あとエリスさん、なんかゼロス君を見る目がちょっと怪しいんですが。この男は惚れたら確実に不幸になる男ですよ?

ちょっと闇を感じる所が良い?ちょっとじゃないんだよなぁ・・・

 

 

 

 

 

さて、無事に着きましたラルティーグ王国はセレンティア・シティ。またの名を寺院都市です。

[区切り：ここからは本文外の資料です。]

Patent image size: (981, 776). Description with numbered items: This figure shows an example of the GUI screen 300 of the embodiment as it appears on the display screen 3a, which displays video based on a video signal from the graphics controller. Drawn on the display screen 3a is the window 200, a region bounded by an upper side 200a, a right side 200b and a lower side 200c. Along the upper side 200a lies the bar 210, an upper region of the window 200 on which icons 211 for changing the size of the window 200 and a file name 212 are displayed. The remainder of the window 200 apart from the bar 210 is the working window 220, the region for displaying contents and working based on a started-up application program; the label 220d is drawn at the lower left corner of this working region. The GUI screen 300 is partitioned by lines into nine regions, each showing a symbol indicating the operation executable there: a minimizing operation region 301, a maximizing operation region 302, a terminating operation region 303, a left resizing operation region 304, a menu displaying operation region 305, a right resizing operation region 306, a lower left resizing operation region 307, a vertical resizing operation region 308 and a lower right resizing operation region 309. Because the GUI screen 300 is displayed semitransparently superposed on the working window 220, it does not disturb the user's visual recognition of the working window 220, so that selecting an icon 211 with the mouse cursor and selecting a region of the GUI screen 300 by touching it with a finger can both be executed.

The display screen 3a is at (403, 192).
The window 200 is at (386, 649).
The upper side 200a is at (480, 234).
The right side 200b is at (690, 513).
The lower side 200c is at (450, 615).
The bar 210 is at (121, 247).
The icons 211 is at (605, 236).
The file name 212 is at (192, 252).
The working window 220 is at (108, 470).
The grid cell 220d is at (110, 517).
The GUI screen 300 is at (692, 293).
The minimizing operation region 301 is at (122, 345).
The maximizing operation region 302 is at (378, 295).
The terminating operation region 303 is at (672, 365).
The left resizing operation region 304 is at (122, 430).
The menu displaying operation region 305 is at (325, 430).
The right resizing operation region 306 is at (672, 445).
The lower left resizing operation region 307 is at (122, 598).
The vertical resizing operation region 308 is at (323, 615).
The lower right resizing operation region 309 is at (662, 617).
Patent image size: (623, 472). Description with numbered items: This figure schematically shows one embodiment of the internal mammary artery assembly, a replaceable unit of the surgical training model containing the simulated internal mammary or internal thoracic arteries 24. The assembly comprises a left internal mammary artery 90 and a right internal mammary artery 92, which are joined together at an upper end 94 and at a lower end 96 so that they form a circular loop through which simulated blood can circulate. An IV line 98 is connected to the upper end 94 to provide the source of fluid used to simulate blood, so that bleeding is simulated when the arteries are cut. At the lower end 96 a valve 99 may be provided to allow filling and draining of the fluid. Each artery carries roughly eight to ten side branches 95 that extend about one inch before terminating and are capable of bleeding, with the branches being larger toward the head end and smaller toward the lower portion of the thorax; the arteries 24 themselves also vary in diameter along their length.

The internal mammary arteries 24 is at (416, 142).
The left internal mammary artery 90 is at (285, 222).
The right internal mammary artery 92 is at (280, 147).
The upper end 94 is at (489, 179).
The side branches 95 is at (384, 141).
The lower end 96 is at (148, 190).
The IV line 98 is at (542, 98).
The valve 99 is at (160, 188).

何でもこの世界の神様、赤き竜神スィーフィードを祭る中央寺院と、そのスィーフィードが分かたれた4宗派の寺院が四方を守護するという形で街を形作っている。

 

 

「ほへ~」

 

「ちょっとキョロキョロしない!恥ずかしいでしょ!」

 

 

御上りさん全開の俺の様子にエリスがケツを蹴る。この一月近くの旅路で互いに名前を呼び捨てる仲になったけど、その分遠慮がなくなってきた気がする。

よかよか。おじさんはエリスちゃんの元気な様子が一番嬉しいけんね。え、今は見た目俺のが年下?年齢は30ですって言うと皆「は?」みたいな顔で見てくるから面白いんだよね。

さて、寺院の参拝がてら色々な事を見聞きしよう。

土産話は多い方が金髪ねーちゃんも喜ぶだろうしな

 




エリスさん:本名エリシエル=ヴルムグン。若き天才として将来を渇望されるも同僚からの嫉妬による妨害や国王の最後を見てこのままただ研究に打ち込むだけで良いのかと自問。ヨシオの旅立ちに合わせて自らも見聞を広めるために旅に出る。

ロディマス師匠:弟子にかつての主君を切らせてしまった。後悔はしていないが自らがそれを行えなかったことを自責。当初は別れて旅に出る予定だったが、ヨシオに付いて来た。今の内心は不明。

ゼロスくん:もう終わらせちゃうのか、と内心不満を持っていたが国王を切り捨てた時に感じた大いなる全ての母の力に感動を覚える。魔族の思惑やら何やらとは別に母なる存在への興味を強く抱いた模様。